There has to be a moment at which finally and once for all, with one voice, all humankind rises up and shouts so loudly that the very stars quiver in their spheres: No more war!
And to get it to stop? That means rooting out its causes. Injustice, inequality, greed, money, profit, more money, power-hunger, ‘faith’, religion, ignorance, fear, Othering, discrimination…the list is long, seemingly intractable. The Titanic is filling up with Atlantic waters and we each have only a plastic teaspoon to bail with, if we have one at all. The seemingly-fatuous bien pensant nostrum provided by the thought that a hundred million plastic teaspoons might save the ship is, for that very reason, disdained. But you know what? - it happens to be true.
Where does one start? At home, with oneself. The ambition to make the stars quiver in their spheres is enough of a spur already.
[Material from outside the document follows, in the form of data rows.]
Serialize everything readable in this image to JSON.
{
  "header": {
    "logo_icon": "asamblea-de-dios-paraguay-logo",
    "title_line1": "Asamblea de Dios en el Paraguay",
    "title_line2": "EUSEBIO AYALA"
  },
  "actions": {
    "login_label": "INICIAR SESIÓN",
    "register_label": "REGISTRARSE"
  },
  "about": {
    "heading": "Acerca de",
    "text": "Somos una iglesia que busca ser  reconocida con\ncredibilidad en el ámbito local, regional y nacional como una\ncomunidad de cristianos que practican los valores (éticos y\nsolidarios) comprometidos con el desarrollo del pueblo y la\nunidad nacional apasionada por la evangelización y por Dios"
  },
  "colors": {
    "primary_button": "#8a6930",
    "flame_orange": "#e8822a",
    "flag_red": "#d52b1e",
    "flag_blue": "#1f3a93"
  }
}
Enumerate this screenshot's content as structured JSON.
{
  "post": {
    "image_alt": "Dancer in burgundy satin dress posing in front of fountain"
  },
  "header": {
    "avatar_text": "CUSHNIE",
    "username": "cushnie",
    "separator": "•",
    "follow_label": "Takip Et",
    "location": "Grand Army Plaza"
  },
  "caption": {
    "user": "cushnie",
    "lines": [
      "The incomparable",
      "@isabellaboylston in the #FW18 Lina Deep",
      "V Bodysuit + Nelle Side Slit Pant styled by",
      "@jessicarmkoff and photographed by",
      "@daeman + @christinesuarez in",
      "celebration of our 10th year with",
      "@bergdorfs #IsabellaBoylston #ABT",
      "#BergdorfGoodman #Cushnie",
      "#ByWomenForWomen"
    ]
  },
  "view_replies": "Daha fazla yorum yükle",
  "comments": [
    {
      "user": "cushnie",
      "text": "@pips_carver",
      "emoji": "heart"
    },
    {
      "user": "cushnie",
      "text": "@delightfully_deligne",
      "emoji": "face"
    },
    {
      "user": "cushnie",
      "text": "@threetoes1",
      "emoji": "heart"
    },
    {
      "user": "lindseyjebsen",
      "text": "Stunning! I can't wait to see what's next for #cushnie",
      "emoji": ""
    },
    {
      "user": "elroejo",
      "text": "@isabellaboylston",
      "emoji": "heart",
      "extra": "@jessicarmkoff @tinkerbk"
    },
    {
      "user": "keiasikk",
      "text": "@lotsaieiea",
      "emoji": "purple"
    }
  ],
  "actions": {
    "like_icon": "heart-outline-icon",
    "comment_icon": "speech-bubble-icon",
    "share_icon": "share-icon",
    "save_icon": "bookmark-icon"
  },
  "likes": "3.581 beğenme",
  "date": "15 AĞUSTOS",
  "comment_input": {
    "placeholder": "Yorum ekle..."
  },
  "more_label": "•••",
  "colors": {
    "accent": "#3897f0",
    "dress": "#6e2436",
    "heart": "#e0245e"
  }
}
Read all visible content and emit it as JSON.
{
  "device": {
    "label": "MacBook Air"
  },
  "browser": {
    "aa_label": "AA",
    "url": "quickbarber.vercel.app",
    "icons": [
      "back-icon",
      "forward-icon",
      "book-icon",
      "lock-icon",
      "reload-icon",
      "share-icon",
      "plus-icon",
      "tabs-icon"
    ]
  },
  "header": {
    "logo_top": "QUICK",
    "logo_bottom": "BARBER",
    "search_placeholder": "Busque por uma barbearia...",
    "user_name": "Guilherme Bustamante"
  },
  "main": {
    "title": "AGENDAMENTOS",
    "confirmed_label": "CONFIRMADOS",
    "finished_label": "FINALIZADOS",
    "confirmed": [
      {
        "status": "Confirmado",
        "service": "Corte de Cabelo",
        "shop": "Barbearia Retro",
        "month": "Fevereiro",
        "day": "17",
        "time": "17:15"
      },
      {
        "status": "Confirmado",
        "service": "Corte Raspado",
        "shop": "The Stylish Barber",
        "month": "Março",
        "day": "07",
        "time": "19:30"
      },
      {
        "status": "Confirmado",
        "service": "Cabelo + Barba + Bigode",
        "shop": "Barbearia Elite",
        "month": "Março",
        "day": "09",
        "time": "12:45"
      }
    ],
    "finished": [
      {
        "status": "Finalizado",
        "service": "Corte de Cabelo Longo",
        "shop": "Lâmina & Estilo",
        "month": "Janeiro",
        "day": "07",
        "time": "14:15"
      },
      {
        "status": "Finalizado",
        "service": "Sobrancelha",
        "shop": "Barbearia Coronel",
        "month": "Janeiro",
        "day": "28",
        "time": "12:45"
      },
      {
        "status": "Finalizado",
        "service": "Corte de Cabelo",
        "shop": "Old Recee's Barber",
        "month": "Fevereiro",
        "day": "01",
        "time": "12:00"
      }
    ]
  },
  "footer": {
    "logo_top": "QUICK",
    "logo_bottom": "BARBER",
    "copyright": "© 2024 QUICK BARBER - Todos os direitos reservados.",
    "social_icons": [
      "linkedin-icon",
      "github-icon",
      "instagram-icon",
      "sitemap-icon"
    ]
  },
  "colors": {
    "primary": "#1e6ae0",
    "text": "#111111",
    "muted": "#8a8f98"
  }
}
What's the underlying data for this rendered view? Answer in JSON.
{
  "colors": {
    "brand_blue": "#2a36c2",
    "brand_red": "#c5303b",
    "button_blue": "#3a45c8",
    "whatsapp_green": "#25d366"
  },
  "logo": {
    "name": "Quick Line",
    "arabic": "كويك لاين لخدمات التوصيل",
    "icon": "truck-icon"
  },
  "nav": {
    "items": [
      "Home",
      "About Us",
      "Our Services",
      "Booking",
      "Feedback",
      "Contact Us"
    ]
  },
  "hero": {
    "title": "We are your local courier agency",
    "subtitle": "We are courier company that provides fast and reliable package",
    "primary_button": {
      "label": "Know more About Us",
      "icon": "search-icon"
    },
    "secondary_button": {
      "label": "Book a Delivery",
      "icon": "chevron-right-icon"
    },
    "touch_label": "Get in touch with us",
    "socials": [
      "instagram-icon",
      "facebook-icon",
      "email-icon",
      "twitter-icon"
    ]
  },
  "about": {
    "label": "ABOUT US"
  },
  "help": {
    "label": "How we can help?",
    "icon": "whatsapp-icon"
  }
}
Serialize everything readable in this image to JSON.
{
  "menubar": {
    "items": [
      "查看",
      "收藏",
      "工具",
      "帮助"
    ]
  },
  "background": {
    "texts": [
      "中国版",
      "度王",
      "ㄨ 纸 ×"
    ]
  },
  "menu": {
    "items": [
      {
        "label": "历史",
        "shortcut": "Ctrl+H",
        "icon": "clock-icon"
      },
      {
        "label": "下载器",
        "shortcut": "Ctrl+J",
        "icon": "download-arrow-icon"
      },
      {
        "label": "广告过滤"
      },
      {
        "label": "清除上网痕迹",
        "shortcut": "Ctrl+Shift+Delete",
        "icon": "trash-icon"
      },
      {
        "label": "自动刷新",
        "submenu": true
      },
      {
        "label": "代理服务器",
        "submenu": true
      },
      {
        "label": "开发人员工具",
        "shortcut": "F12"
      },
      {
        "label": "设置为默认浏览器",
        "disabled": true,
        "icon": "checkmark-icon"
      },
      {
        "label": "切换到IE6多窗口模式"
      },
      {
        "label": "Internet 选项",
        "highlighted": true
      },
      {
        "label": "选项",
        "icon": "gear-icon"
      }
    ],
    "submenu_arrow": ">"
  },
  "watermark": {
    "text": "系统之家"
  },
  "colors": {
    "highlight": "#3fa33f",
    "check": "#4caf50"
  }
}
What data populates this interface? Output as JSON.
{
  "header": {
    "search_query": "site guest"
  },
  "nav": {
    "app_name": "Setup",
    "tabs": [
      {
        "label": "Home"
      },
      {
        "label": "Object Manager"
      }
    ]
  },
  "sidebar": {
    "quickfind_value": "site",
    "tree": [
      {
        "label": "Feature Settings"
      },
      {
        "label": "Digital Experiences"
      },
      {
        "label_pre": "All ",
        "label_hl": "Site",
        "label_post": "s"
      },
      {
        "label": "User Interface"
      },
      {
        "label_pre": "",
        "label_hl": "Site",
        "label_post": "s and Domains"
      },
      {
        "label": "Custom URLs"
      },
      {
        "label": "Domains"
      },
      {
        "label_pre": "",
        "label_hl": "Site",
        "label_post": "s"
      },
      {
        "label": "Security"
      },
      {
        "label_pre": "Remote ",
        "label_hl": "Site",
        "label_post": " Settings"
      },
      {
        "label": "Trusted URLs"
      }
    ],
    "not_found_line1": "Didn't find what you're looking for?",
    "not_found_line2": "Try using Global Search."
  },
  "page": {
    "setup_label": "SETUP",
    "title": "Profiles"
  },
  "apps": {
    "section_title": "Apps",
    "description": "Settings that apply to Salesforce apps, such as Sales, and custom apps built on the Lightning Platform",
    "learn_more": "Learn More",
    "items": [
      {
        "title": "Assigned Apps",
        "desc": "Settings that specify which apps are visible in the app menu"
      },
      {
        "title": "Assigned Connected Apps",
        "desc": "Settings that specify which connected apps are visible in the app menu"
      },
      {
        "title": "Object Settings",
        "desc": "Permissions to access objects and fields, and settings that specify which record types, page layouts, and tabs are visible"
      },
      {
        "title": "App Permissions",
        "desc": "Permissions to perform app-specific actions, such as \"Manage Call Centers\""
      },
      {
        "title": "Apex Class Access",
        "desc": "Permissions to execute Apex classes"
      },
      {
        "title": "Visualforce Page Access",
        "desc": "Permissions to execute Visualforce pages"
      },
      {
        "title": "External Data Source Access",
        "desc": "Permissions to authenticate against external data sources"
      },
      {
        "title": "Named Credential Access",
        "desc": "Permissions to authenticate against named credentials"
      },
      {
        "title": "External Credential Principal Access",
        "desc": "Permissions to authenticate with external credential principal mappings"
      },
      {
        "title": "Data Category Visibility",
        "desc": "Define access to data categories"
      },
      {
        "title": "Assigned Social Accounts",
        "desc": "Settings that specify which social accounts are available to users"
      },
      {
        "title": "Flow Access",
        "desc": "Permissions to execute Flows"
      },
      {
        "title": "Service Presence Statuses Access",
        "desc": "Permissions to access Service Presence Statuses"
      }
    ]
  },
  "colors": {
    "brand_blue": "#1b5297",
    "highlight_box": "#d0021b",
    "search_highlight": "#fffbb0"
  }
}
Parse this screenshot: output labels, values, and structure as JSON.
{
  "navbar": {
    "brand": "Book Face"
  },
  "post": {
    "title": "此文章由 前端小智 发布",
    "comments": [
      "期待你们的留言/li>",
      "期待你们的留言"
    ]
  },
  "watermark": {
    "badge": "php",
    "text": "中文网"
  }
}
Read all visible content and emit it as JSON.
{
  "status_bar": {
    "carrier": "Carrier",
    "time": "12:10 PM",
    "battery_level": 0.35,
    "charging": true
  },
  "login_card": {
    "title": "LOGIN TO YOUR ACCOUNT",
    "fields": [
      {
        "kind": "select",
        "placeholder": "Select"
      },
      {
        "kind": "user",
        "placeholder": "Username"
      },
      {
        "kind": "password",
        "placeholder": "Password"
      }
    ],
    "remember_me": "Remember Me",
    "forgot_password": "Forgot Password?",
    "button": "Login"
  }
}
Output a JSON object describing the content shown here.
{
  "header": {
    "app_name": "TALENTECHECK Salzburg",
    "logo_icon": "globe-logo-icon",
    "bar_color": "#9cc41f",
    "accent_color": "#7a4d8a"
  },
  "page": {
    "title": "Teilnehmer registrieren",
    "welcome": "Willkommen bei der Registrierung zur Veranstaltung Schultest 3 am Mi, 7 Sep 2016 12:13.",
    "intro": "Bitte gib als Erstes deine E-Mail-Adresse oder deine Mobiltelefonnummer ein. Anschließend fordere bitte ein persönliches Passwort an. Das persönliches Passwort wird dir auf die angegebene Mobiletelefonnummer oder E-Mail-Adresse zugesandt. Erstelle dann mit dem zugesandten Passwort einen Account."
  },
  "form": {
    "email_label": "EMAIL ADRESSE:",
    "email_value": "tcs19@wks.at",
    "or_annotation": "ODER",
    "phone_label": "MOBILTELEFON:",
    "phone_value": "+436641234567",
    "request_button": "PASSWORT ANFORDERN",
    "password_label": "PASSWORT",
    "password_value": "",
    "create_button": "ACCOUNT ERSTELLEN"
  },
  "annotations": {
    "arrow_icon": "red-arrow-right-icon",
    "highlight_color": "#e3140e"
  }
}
Lately, when struggling to explain to myself the horror that is currently unfolding, Albert Camus’s well-known phrase “the bloodstained mathematics” has been in my thoughts. Camus had capital punishment in mind, and the guillotine in particular, when he has Meursault (The Outsider) reflect on the calculated certainty of his impending execution. This for him is the true horror - the cold, indifferent, inhuman calculus of the judicial process. When I see the fighter jets taking off or the endless shots of massive explosions in Tehran I am not impressed by the triumph of technology or the American war machine but only feel the despair of Meursault in his cell, or that of the ordinary people waiting helplessly on the ground.
Well said AC and such a view of war needs to be said and said and said again - Note that that one Tomahawk missile, instead of being used to kill 175 girls, could have been used to destroy Russia’s Shaheed drone factory but Trump chose the to kill the girls.